Gastspiel von Dido Nitz

Weniger Ich, mehr Wir

14. Mai 2020
von Börsenblatt

Wie plant man in diesen Zeiten die Kalender für 2022? Keine leichte Aufgabe, denn manches Bild, mancher Satz wird ganz anders konnotiert als noch vor zwei Monaten. Gedanken von Dido Nitz.

Wir alle können doch im Grunde gar nicht erfassen, was da gerade passiert. Das ist wie dystopisches Kino. Auch wenn wir hoffen, dass es glimpflich ausgeht: Wir sind unserer Verlässlichkeiten beraubt. In solchen Zeiten sehnen wir uns nach einem positiven Grundgefühl, nach Alltag, Routine, Gewohnheit – sich geborgen und aufgehoben zu fühlen. Es gilt, zu einer neuen Normalität zu finden. Hochzeiten im Autokino, Masken im Supermarkt, Unterricht am Bildschirm – all das hätten wir nicht für möglich gehalten, und jetzt gehört es zu unserem Alltag. Und wir fangen gerade an, vorsichtig aufzu­atmen, der Ausblick auf die kommenden Monate lässt wieder den Gedanken an altbekannte Regelmäßigkeiten zu.

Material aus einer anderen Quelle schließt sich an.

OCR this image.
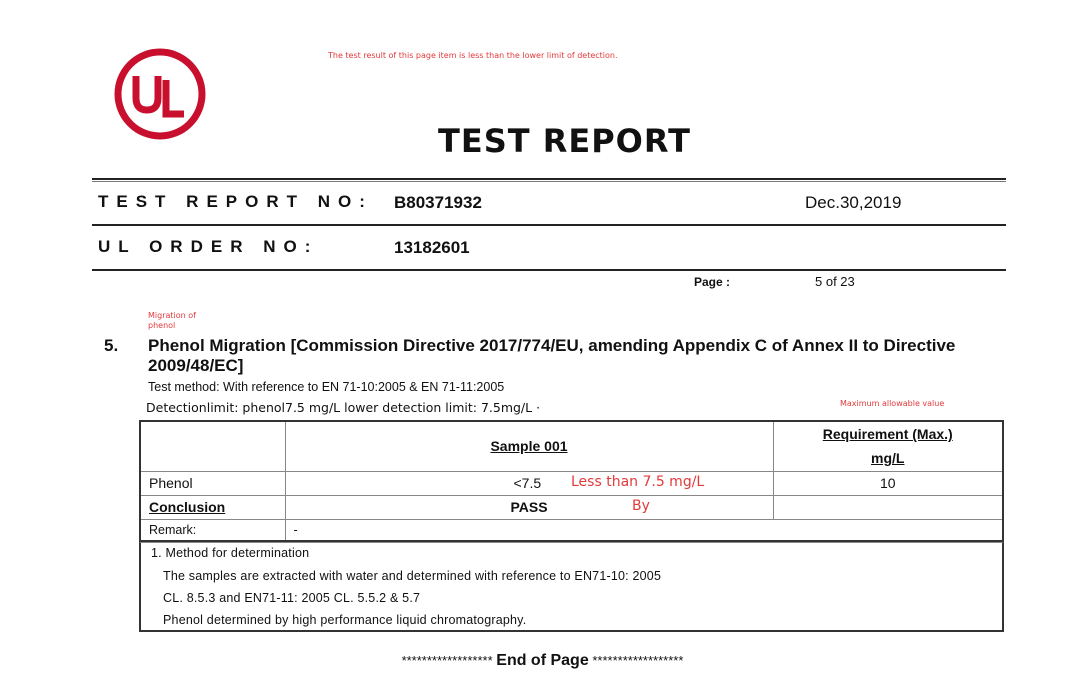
The test result of this page item is less than the lower limit of detection.
TEST REPORT
TEST REPORT NO: B80371932	Dec.30,2019
UL ORDER NO:	13182601
Page :	5 of 23
Migration of phenol
5. Phenol Migration [Commission Directive 2017/774/EU, amending Appendix C of Annex II to Directive 2009/48/EC]
Test method: With reference to EN 71-10:2005 & EN 71-11:2005
Detectionlimit: phenol7.5 mg/L lower detection limit: 7.5mg/L ·	Maximum allowable value
	Sample 001	Requirement (Max.)
mg/L
Phenol	<7.5	10
Conclusion	PASS	
Remark:	-	
Less than 7.5 mg/L
By
1. Method for determination
The samples are extracted with water and determined with reference to EN71-10: 2005
CL. 8.5.3 and EN71-11: 2005 CL. 5.5.2 & 5.7
Phenol determined by high performance liquid chromatography.
****************** End of Page ******************
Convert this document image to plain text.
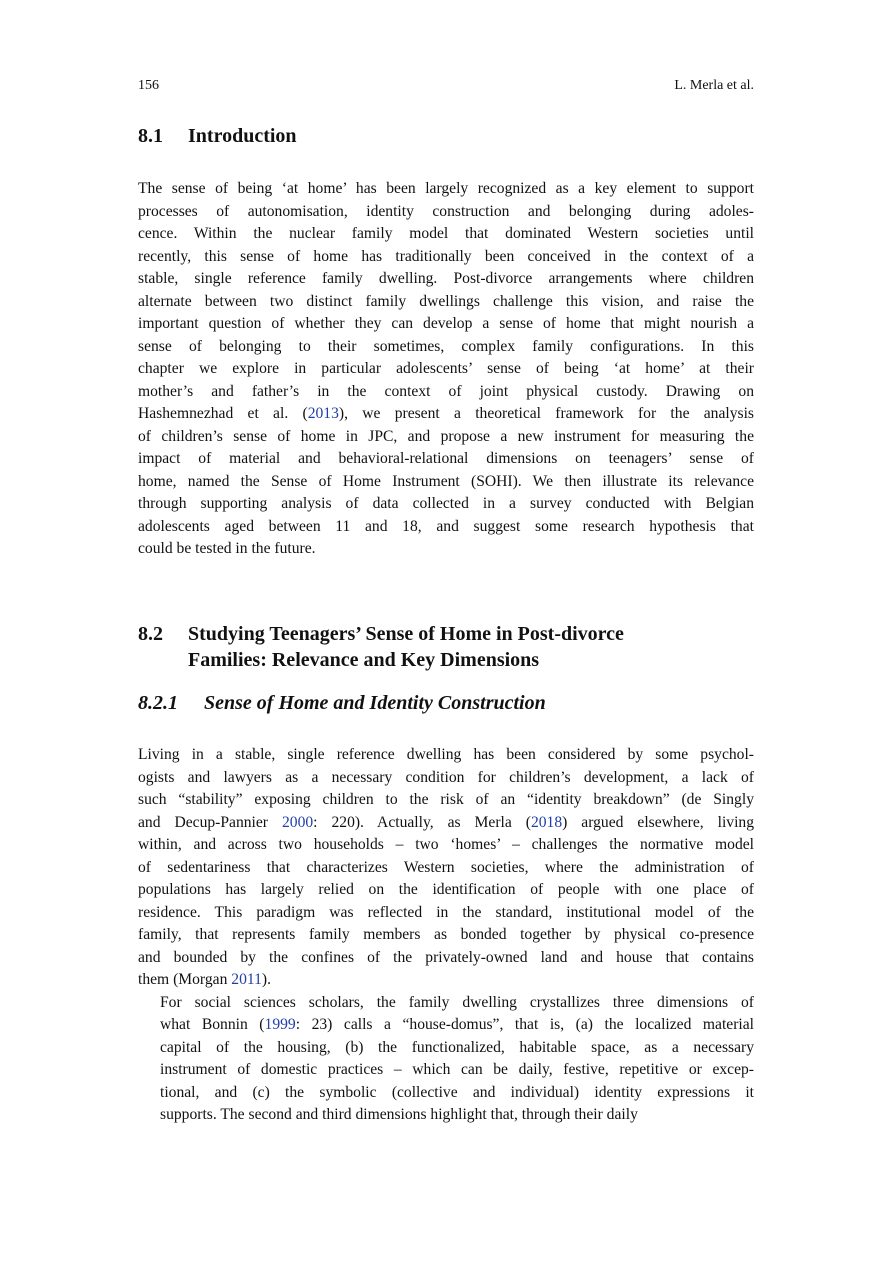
156	L. Merla et al.
8.1 Introduction

The sense of being ‘at home’ has been largely recognized as a key element to support
processes of autonomisation, identity construction and belonging during adoles-
cence. Within the nuclear family model that dominated Western societies until
recently, this sense of home has traditionally been conceived in the context of a
stable, single reference family dwelling. Post-divorce arrangements where children
alternate between two distinct family dwellings challenge this vision, and raise the
important question of whether they can develop a sense of home that might nourish a
sense of belonging to their sometimes, complex family configurations. In this
chapter we explore in particular adolescents’ sense of being ‘at home’ at their
mother’s and father’s in the context of joint physical custody. Drawing on
Hashemnezhad et al. (2013), we present a theoretical framework for the analysis
of children’s sense of home in JPC, and propose a new instrument for measuring the
impact of material and behavioral-relational dimensions on teenagers’ sense of
home, named the Sense of Home Instrument (SOHI). We then illustrate its relevance
through supporting analysis of data collected in a survey conducted with Belgian
adolescents aged between 11 and 18, and suggest some research hypothesis that
could be tested in the future.

8.2 Studying Teenagers’ Sense of Home in Post-divorce
Families: Relevance and Key Dimensions
8.2.1 Sense of Home and Identity Construction

Living in a stable, single reference dwelling has been considered by some psychol-
ogists and lawyers as a necessary condition for children’s development, a lack of
such “stability” exposing children to the risk of an “identity breakdown” (de Singly
and Decup-Pannier 2000: 220). Actually, as Merla (2018) argued elsewhere, living
within, and across two households – two ‘homes’ – challenges the normative model
of sedentariness that characterizes Western societies, where the administration of
populations has largely relied on the identification of people with one place of
residence. This paradigm was reflected in the standard, institutional model of the
family, that represents family members as bonded together by physical co-presence
and bounded by the confines of the privately-owned land and house that contains
them (Morgan 2011).

For social sciences scholars, the family dwelling crystallizes three dimensions of
what Bonnin (1999: 23) calls a “house-domus”, that is, (a) the localized material
capital of the housing, (b) the functionalized, habitable space, as a necessary
instrument of domestic practices – which can be daily, festive, repetitive or excep-
tional, and (c) the symbolic (collective and individual) identity expressions it
supports. The second and third dimensions highlight that, through their daily
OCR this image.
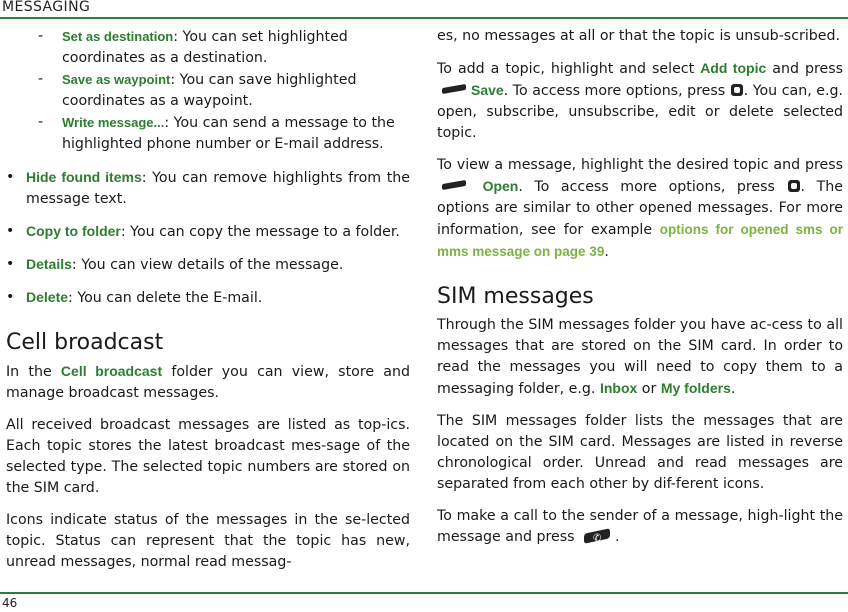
MESSAGING
- Set as destination: You can set highlighted coordinates as a destination.
- Save as waypoint: You can save highlighted coordinates as a waypoint.
- Write message...: You can send a message to the highlighted phone number or E-mail address.
• Hide found items: You can remove highlights from the message text.
• Copy to folder: You can copy the message to a folder.
• Details: You can view details of the message.
• Delete: You can delete the E-mail.
Cell broadcast

In the Cell broadcast folder you can view, store and manage broadcast messages.

All received broadcast messages are listed as top-ics. Each topic stores the latest broadcast mes-sage of the selected type. The selected topic numbers are stored on the SIM card.

Icons indicate status of the messages in the se-lected topic. Status can represent that the topic has new, unread messages, normal read messag-

es, no messages at all or that the topic is unsub-scribed.

To add a topic, highlight and select Add topic and press Save. To access more options, press . You can, e.g. open, subscribe, unsubscribe, edit or delete selected topic.

To view a message, highlight the desired topic and press  Open. To access more options, press . The options are similar to other opened messages. For more information, see for example options for opened sms or mms message on page 39.

SIM messages

Through the SIM messages folder you have ac-cess to all messages that are stored on the SIM card. In order to read the messages you will need to copy them to a messaging folder, e.g. Inbox or My folders.

The SIM messages folder lists the messages that are located on the SIM card. Messages are listed in reverse chronological order. Unread and read messages are separated from each other by dif-ferent icons.

To make a call to the sender of a message, high-light the message and press ✆	.

46
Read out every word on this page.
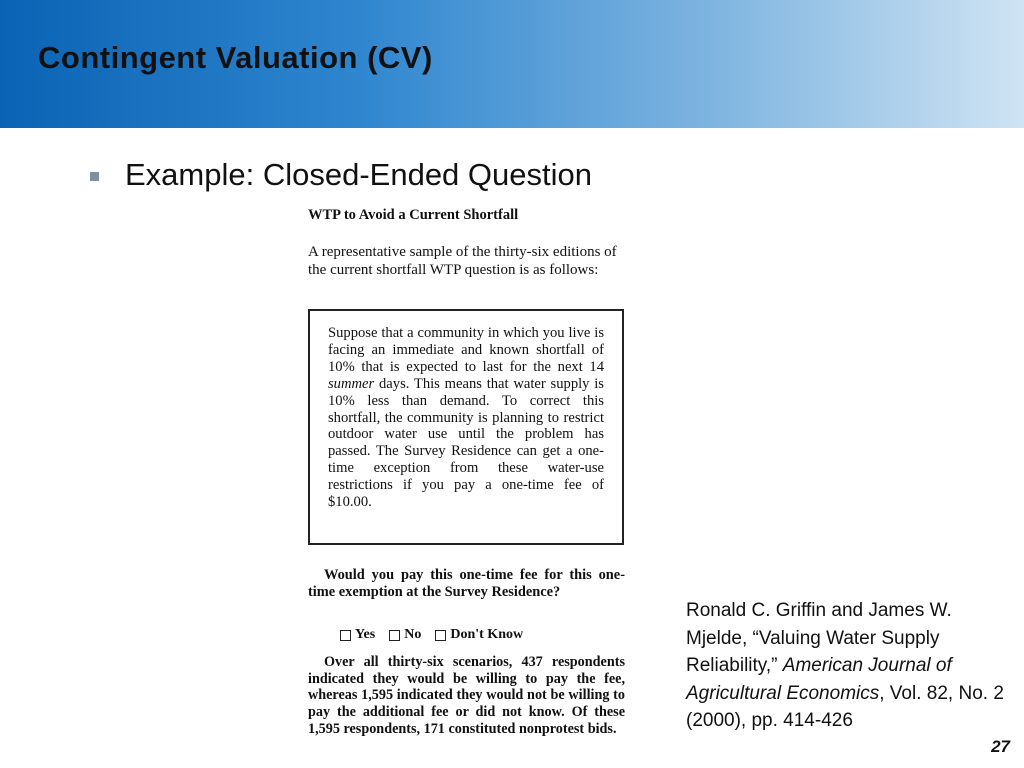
Contingent Valuation (CV)
Example: Closed-Ended Question
WTP to Avoid a Current Shortfall
A representative sample of the thirty-six editions of the current shortfall WTP question is as follows:
Suppose that a community in which you live is facing an immediate and known shortfall of 10% that is expected to last for the next 14 summer days. This means that water supply is 10% less than demand. To correct this shortfall, the community is planning to restrict outdoor water use until the problem has passed. The Survey Residence can get a one-time exception from these water-use restrictions if you pay a one-time fee of $10.00.
Would you pay this one-time fee for this one-time exemption at the Survey Residence?
Yes No Don't Know
Over all thirty-six scenarios, 437 respondents indicated they would be willing to pay the fee, whereas 1,595 indicated they would not be willing to pay the additional fee or did not know. Of these 1,595 respondents, 171 constituted nonprotest bids.
Ronald C. Griffin and James W. Mjelde, “Valuing Water Supply Reliability,” American Journal of Agricultural Economics, Vol. 82, No. 2 (2000), pp. 414-426
27
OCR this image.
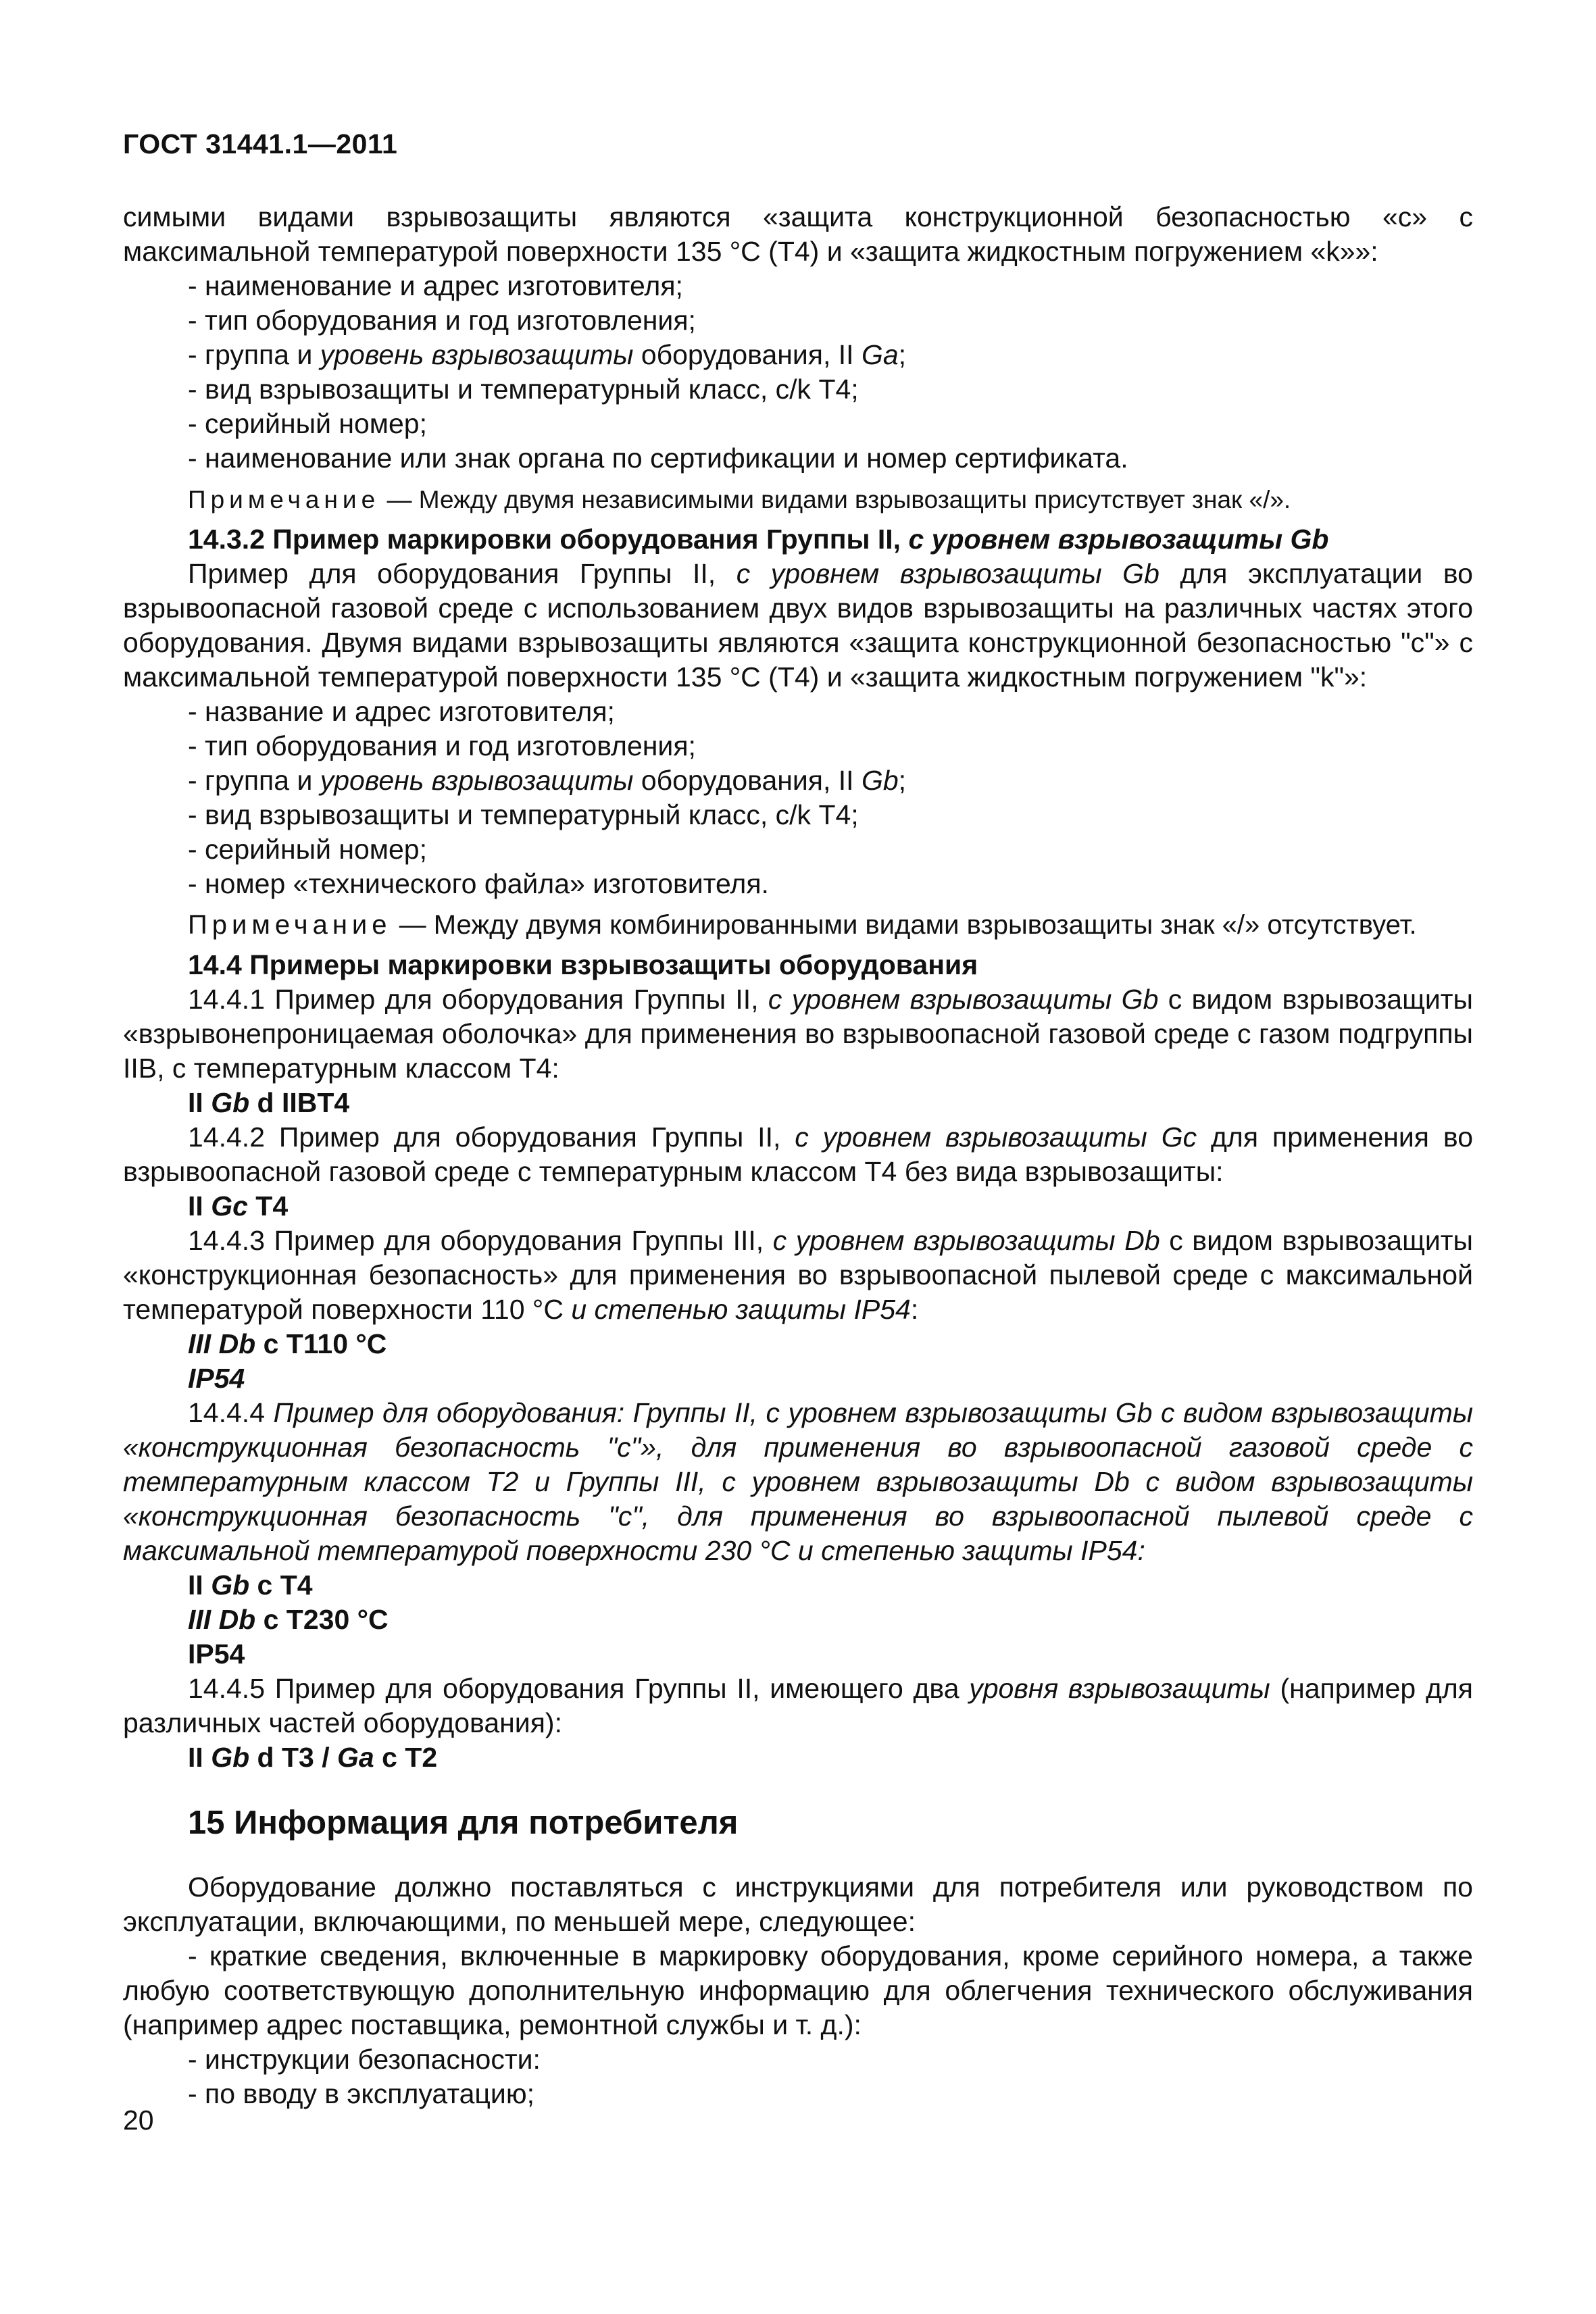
ГОСТ 31441.1—2011

симыми видами взрывозащиты являются «защита конструкционной безопасностью «с» с максимальной температурой поверхности 135 °С (Т4) и «защита жидкостным погружением «k»»:

- наименование и адрес изготовителя;

- тип оборудования и год изготовления;

- группа и уровень взрывозащиты оборудования, II Ga;

- вид взрывозащиты и температурный класс, с/k Т4;

- серийный номер;

- наименование или знак органа по сертификации и номер сертификата.

Примечание — Между двумя независимыми видами взрывозащиты присутствует знак «/».

14.3.2 Пример маркировки оборудования Группы II, с уровнем взрывозащиты Gb

Пример для оборудования Группы II, с уровнем взрывозащиты Gb для эксплуатации во взрывоопасной газовой среде с использованием двух видов взрывозащиты на различных частях этого оборудования. Двумя видами взрывозащиты являются «защита конструкционной безопасностью "с"» с максимальной температурой поверхности 135 °С (Т4) и «защита жидкостным погружением "k"»:

- название и адрес изготовителя;

- тип оборудования и год изготовления;

- группа и уровень взрывозащиты оборудования, II Gb;

- вид взрывозащиты и температурный класс, с/k Т4;

- серийный номер;

- номер «технического файла» изготовителя.

Примечание — Между двумя комбинированными видами взрывозащиты знак «/» отсутствует.

14.4 Примеры маркировки взрывозащиты оборудования

14.4.1 Пример для оборудования Группы II, с уровнем взрывозащиты Gb с видом взрывозащиты «взрывонепроницаемая оболочка» для применения во взрывоопасной газовой среде с газом подгруппы IIB, с температурным классом Т4:

II Gb d IIBT4

14.4.2 Пример для оборудования Группы II, с уровнем взрывозащиты Gc для применения во взрывоопасной газовой среде с температурным классом Т4 без вида взрывозащиты:

II Gc T4

14.4.3 Пример для оборудования Группы III, с уровнем взрывозащиты Db с видом взрывозащиты «конструкционная безопасность» для применения во взрывоопасной пылевой среде с максимальной температурой поверхности 110 °С и степенью защиты IP54:

III Db c T110 °C

IP54

14.4.4 Пример для оборудования: Группы II, с уровнем взрывозащиты Gb с видом взрывозащиты «конструкционная безопасность "с"», для применения во взрывоопасной газовой среде с температурным классом Т2 и Группы III, с уровнем взрывозащиты Db с видом взрывозащиты «конструкционная безопасность "с", для применения во взрывоопасной пылевой среде с максимальной температурой поверхности 230 °С и степенью защиты IP54:

II Gb c T4

III Db c T230 °C

IP54

14.4.5 Пример для оборудования Группы II, имеющего два уровня взрывозащиты (например для различных частей оборудования):

II Gb d T3 / Ga c T2

15 Информация для потребителя

Оборудование должно поставляться с инструкциями для потребителя или руководством по эксплуатации, включающими, по меньшей мере, следующее:

- краткие сведения, включенные в маркировку оборудования, кроме серийного номера, а также любую соответствующую дополнительную информацию для облегчения технического обслуживания (например адрес поставщика, ремонтной службы и т. д.):

- инструкции безопасности:

- по вводу в эксплуатацию;

20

Einen Kalender zu führen bedeutet auch, eine Routine zu pflegen. Der Kalender begleitet mich durch schöne und weniger tolle Momente im Jahr, er ist mein objektives Zeitraster. Und er ist mehr als nur ein flüchtiger Blick zu den Terminen: Ich nehme ihn täglich in die Hand oder werfe zumindest einen Blick darauf. Hier dürfen meine Augen kurz ruhen und können Energie tanken. Ich möchte sicher sein, dass mir gefällt, was ich da sehe. Ich möchte mich identifizieren. Wenn ich heute ein Katzenfan bin, bin ich es auch morgen, unbeeinflusst von äußeren Erschütterungen, Sorgen und Ängsten.

Gedankliche Stütze

Das Kalendersegment lebt im Grundsatz von wiederkehrenden Motiven; vielen Klassikerthemen, die sich zurückführen lassen auf beliebte Hobbys oder Sehnsüchte, die wir haben. Wir erwarten Bilder, die uns durch Ästhetik, Humor oder Ähnliches motivieren. Ein Kalender steht, hängt, liegt meist offen, anders als etwa ein Bildband, der mich auch mal verwundern, verblüffen oder gar verstören darf, da ich ihn wieder zuklappen kann. Ein Kalender ist eine gedankliche Stütze, nicht nur bei meinen Terminen, sondern auch im Meistern der täglichen Herausforderungen begleitet mich sein Design durch den Tag. Deswegen ist die Bildsprache von Kalendern meistens positiv.

Dadurch weist dieses Geschäft größere Erwartbarkeiten auf. Auch wenn wir hier durchaus Trends am Puls der Zeit aufgreifen, sind die Jahresproduktionen im Vergleich zu Büchern verhältnismäßig früh geplant und hergestellt. Die Kalender 2021 stehen jetzt in den Startlöchern, und wir entwickeln gerade die Kalender für 2022. Wir sind hier also thematisch nicht gerade tagesaktuell. Das Buchprogramm ist dagegen viel schnell­lebiger. In den vergangenen Krisenwochen sind wir immer mal wieder durch unsere Titel gegangen, wir hatten etwa »Fasten« geplant. Verzicht zu üben, sich zu beschränken – das jedoch bekommt aktuell eine ganz andere Konnotation. So haben wir das Thema geändert in ein anderes, das besser passt. Darüber hinaus haben wir zwei Schnellschüsse in Buchform herausgebracht, die den Menschen vielleicht ein bisschen dabei helfen, gut durch die Krise zu kommen.

Ob sich durch die Corona-Erlebnisse Bedürfnisse im Kalenderbereich ändern werden? Das können wir jetzt nicht wissen. Wir achten generell darauf, ein positives Grundgefühl zum Ausdruck zu bringen. Bei ästhetisch fokussierten Designs ist das auch nicht schwierig. Wir haben aber zudem sehr erfolgreiche Kalender mit knackigem Witz: schwarzer Humor immer gern, Respektlosigkeit nicht. Das haben wir schon immer so gehandhabt.

An einigen Stellen sind wir generell noch reflexiver geworden, bei den Themen weniger auf Selbstoptimierung fixiert, weniger Ich, mehr Wir. Das wäre überhaupt etwas Positives, was man aus diesen Tagen mitnehmen könnte.